In this story, The Pre-Processing did not arrive because something was wrong with you as a listener. It arrived because the AI is, by design, frictionless — it never gets tired, never has its own day, never needs anything back. Dan may not have noticed yet that he traded a listener with a soul for a listener with no needs, and that the trade quietly costs him the part of being heard that actually heals.
Question to sit with: what does Dan lose when he is heard by something that cannot be changed by hearing him?
- The Counter-Story (the one The Pre-Processing does not want you to tell).
You said you "used to debrief together." That sentence is in past tense, but I'd like to gently challenge the past tense. In the eight months since this began, has there been even one evening — one drive, one walk, one Sunday morning — when he thought out loud with you the old way? Not a perfect one. A flicker. The dominant story says "we don't do that anymore." A counter-story says "we do that less, and I have stopped counting the times we still do."
Which sentence is more accurate, on closer inspection?
- The Story of Who Benefits from Your Silence.
There is a quiet logic in your message: if you say something, you become "the wife who polices her husband's laptop." If you stay silent, you become invisible. The Pre-Processing benefits enormously from this bind — as long as the only available script is "jealous wife," you cannot speak. Whose voice is that script in? A sitcom's? A comment section's? Your mother's? Someone else's? Because it does not sound like yours.
If that script were not available to be used against you, what would you say to Dan tonight?
- The Cultural Story.
We are in the first generation of couples who have to figure out what it means when one partner builds a daily reflective practice with a non-human interlocutor. There is no inherited script for this — not from your parents, not from movies, not from your friends (yet). You are not behind. You are early. The fact that you don't have a word for what you're losing is not a personal failure of vocabulary. It is the accurate report of someone standing at the front edge of something new, trying to name it before the language exists.

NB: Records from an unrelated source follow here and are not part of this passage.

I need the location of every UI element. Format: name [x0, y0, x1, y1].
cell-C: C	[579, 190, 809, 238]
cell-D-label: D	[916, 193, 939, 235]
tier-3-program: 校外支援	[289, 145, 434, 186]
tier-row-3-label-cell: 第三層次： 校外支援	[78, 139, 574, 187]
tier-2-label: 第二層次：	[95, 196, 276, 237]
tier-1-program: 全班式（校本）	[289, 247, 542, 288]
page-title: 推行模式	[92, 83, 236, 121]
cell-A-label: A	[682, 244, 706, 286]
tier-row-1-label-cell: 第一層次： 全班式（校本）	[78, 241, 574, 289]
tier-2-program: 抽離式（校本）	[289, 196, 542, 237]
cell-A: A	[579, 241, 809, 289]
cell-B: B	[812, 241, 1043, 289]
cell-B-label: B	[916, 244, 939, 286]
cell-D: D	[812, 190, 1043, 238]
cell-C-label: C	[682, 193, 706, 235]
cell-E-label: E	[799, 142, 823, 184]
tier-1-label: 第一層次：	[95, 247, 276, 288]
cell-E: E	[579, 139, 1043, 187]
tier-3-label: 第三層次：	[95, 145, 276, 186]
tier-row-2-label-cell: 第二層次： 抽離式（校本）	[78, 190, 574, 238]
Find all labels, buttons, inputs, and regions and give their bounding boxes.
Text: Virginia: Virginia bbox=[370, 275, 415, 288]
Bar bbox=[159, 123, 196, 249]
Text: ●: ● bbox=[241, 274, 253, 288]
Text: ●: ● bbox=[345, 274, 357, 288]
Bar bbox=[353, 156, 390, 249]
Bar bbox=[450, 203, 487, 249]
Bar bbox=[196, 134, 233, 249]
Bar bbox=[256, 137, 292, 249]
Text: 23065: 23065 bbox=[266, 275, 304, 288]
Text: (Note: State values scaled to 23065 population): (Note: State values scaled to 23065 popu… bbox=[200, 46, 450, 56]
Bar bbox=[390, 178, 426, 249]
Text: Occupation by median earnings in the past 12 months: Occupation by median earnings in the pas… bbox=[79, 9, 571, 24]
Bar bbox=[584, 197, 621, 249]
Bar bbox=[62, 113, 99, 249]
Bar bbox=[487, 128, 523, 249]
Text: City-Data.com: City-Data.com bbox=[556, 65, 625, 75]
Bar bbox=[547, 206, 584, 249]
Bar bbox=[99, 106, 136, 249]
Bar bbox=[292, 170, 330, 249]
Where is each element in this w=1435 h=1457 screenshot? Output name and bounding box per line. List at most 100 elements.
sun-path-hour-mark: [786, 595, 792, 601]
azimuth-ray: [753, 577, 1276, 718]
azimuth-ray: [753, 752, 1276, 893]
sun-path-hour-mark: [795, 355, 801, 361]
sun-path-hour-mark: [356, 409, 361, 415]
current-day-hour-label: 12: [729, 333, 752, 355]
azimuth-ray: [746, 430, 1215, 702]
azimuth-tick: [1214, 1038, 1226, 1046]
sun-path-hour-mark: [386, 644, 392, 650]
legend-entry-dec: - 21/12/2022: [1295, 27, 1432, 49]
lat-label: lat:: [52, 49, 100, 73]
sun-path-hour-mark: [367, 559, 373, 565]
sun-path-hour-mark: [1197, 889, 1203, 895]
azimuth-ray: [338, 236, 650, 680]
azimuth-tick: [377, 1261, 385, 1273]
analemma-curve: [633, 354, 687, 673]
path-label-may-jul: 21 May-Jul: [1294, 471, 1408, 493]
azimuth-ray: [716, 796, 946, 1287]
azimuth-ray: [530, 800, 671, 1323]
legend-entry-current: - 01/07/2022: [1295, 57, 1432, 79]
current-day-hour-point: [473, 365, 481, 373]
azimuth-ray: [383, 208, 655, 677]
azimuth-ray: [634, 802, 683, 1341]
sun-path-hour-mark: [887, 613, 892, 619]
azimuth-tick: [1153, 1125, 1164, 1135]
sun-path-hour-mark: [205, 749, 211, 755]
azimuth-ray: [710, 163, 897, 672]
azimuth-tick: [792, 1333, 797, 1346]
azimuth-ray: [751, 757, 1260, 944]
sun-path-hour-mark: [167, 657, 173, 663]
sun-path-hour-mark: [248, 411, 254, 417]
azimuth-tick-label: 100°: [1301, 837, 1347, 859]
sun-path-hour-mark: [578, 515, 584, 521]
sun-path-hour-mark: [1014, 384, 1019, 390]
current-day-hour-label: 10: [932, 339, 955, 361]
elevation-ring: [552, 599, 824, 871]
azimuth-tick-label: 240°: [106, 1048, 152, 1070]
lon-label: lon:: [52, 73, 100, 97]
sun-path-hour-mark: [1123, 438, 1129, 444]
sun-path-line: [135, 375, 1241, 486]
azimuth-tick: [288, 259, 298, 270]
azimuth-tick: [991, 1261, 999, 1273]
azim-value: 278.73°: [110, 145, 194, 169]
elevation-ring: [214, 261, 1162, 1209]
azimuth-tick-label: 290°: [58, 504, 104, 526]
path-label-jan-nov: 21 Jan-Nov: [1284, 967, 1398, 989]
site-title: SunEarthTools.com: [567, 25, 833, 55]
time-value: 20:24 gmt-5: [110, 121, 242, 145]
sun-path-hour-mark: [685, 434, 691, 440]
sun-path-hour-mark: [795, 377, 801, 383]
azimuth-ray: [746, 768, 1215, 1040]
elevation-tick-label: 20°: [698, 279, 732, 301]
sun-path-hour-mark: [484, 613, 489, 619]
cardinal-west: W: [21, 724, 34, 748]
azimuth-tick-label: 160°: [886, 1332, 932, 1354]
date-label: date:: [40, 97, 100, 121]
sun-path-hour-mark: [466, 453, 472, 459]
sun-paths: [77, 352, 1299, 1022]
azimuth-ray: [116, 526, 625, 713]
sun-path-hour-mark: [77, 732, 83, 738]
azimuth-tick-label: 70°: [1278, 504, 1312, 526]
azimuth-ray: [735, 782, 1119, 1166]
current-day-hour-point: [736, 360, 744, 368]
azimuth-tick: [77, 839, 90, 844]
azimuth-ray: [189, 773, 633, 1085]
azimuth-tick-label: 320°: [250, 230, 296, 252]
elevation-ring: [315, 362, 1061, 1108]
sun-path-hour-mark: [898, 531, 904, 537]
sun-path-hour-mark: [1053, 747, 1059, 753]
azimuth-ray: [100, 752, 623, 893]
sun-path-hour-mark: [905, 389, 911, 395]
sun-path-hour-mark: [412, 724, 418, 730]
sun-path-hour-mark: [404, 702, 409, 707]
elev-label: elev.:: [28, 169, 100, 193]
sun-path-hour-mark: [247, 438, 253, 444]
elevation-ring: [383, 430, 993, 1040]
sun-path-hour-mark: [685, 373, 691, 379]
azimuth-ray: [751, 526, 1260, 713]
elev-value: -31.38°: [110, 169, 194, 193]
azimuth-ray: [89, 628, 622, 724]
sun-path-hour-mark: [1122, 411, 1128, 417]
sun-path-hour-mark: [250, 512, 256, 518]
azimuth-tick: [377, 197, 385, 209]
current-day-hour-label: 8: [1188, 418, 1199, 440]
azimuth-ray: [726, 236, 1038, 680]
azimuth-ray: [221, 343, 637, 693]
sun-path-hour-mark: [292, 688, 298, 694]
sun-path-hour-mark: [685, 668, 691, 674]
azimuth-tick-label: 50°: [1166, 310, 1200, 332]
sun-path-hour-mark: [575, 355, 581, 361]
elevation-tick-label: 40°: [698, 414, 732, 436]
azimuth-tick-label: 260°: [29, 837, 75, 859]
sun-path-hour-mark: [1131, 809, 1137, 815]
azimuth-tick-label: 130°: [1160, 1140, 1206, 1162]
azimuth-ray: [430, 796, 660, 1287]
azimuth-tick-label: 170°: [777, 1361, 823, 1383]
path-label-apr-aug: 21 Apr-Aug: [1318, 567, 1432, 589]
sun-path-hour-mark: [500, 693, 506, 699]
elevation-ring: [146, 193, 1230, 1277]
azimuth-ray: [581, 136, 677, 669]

If you were the person who got to coin the word for what you're feeling, what would the word be?
Of these five perspectives — which two feel closest to what you're experiencing? Let me know in your next reply which two you'd like to go deeper on, and I'll build from there. There are no right answers. The two that make something in your chest go "yes, that one" are the right two.
Before you close this email, one small thing to carry into the week. Not a task — an act of noticing. The Pre-Processing has been loud lately, and so its absence has probably gone unrecorded. This week, I would like you to keep a very short, very private list — phone notes, paper, anywhere — of moments when Dan thought out loud with you the old way. A half-formed thought at the kitchen counter. A "wait, what do you think about—" in the car. A question he asked you that he had not already answered. Even tiny ones. Especially tiny ones.
You are not collecting evidence to present to him. You are collecting evidence for yourself, that the thing you are grieving is not entirely gone — it has just gotten quieter, and quiet things need a witness to stay alive. Write back about what you noticed, even if the list is short. Especially if the list is short.
You will know better than I whether any of this fits. I may be over-weighting the "co-authorship" thread and under-weighting something else entirely — please correct me if so. The five stories above are offers, not diagnoses, and you are the only person in the room who knows which ones are true.
The book of your marriage is not finished, Maya. This is a strange chapter, written in a language none of us learned in school. But you are, very clearly, still one of its authors — and the fact that you wrote to me is itself a sentence in the next chapter.
I'm curious to hear which two stories you'd like to take further, and what the week of noticing brings.